Verificamos a ausência de estudos sobre as DCNEI, apesar de sua distribuição nas instituições educativas. É um documento, conforme já explicamos no capítulo dois, pouco utilizado e pouco conhecido pelas professoras. Os sentidos construídos pelas professoras acerca das DCNEI relacionam-se ao seu caráter mais abrangente e menos didático que o RCNEI. Como podemos ilustrar nas seguintes transcrições:

Na verdade eu vim ter conhecimento desse documento, mais, através de você. Na verdade, a gente peca muito, em não conhecer esses documentos, em não se aprofundar nessas documentações, e realmente ter esse olhar crítico, talvez assim, pelo cansaço do dia a dia, não sei. Eu acho ótimo você está fazendo esse trabalho, porque vem a esclarecer o que tem nesse documento, ‘pra’ gente analisar melhor, compreender e até nortear melhor a nossa prática. Ou as vezes, até para nos acostumarmos, com esses documentos. Tanto esse, como... Nós utilizamos mais o RCNEI, e a gente acaba por se acostumar mais, a utilizar, na nossa prática do planejamento. (Professora Sara, Segunda Sessão de Entrevista Individual)

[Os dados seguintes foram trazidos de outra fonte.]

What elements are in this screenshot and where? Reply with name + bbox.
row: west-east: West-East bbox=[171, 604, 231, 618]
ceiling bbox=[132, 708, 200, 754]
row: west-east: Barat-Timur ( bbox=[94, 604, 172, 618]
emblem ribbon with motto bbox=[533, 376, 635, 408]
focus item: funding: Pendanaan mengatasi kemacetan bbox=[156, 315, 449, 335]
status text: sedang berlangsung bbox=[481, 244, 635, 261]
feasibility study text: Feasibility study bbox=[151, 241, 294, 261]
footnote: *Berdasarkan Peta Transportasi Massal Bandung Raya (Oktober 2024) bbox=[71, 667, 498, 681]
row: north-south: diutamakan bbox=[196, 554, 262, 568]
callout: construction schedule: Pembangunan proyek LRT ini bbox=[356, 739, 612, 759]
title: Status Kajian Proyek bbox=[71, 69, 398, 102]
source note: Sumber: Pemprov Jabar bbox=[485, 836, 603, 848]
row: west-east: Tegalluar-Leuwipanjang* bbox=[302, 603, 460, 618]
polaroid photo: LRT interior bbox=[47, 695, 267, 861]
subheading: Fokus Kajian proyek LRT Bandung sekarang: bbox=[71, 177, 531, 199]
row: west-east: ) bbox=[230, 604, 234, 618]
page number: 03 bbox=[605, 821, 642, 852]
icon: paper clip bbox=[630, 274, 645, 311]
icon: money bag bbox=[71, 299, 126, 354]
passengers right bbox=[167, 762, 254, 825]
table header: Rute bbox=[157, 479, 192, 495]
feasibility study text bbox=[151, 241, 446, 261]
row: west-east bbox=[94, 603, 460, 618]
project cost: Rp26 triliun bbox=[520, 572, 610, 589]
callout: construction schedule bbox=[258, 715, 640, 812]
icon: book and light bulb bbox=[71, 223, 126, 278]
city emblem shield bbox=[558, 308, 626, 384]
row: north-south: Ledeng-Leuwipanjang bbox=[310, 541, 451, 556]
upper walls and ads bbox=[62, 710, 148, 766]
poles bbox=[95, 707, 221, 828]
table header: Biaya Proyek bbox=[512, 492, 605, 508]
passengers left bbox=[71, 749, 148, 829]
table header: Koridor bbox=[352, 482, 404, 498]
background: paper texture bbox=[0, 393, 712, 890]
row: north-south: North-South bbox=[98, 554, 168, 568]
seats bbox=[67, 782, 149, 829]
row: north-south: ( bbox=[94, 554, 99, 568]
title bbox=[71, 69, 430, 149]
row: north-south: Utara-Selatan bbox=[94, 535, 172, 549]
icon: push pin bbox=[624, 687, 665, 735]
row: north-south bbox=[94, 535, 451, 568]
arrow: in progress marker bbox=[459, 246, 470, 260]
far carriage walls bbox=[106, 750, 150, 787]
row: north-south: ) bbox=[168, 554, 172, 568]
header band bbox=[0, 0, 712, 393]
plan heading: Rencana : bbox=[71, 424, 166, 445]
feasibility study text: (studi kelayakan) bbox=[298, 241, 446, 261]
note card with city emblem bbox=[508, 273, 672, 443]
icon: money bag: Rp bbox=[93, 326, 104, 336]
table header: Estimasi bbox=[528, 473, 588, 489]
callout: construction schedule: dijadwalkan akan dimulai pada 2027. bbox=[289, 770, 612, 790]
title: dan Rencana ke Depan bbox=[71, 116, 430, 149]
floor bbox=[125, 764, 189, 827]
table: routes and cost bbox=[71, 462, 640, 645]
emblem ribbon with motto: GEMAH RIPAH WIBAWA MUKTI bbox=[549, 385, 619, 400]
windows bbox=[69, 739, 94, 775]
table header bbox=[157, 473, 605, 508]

[...] Sinceramente, as diretrizes como eu disse é um documento que apesar de já está sendo estudado, é um documento que eu não tenho muito domínio. [...] As diretrizes eles não deixam claro o que eles precisam; eu acredito, que elas não deixam claro; tenho que aprender mais sobre as diretrizes, reconstruir meu saber; mas, eu acredito que elas não deixam claro até pelas discussões que nós tivemos em grupo e algumas pessoas falaram algo que faz com que a gente pense sobre isso, eles não deixam claro o que que a criança deve aprender. (Professora Eva, Segunda Sessão de Entrevista Individual)

[...] porque seguir, seguir realmente as diretrizes, ainda há um caminho muito longo que a gente ainda tem que percorrer, mas, assim, eu acho que ainda indiretamente, ainda segue algumas coisas, mas ainda precisamos caminhar muito. Porque, a gente ainda é muito acostumado..., sei lá, não sei explicar não. É.... você professor quando vai planejar, já ‘tá’ “taxado” (definido) todos os conteúdos, já separar pelo RCNEI. (Professora Maria, Segunda Sessão de Entrevista Individual)

No capítulo seis tratamos de analisar alguns sentidos possíveis às professoras acerca de conhecimento a partir de leituras feitas das DCNEI. Apesar de não utilizar ou não ter um conhecimento aprofundado acerca do documento, elas conseguem estabelecer algumas relações entre suas proposições e as práticas desenvolvidas. Ora, de modo mais distanciado, ou mesmo antagônico, ora de modo mais aproximado – contribuições que saltam da leitura.

Organizamos os dois capítulos que seguem, com as análises acerca de sentidos de conhecimento. No primeiro trazemos os sentidos de conhecimento no contexto das DCNEI, e no segundo, os sentidos das professoras. Para tanto, buscamos identificar suas raízes nos diferentes modos históricos como vem se instituindo os conhecimentos de currículos na educação infantil – nas abordagens curriculares e teóricas que fundamentam as políticas e as práticas educacionais.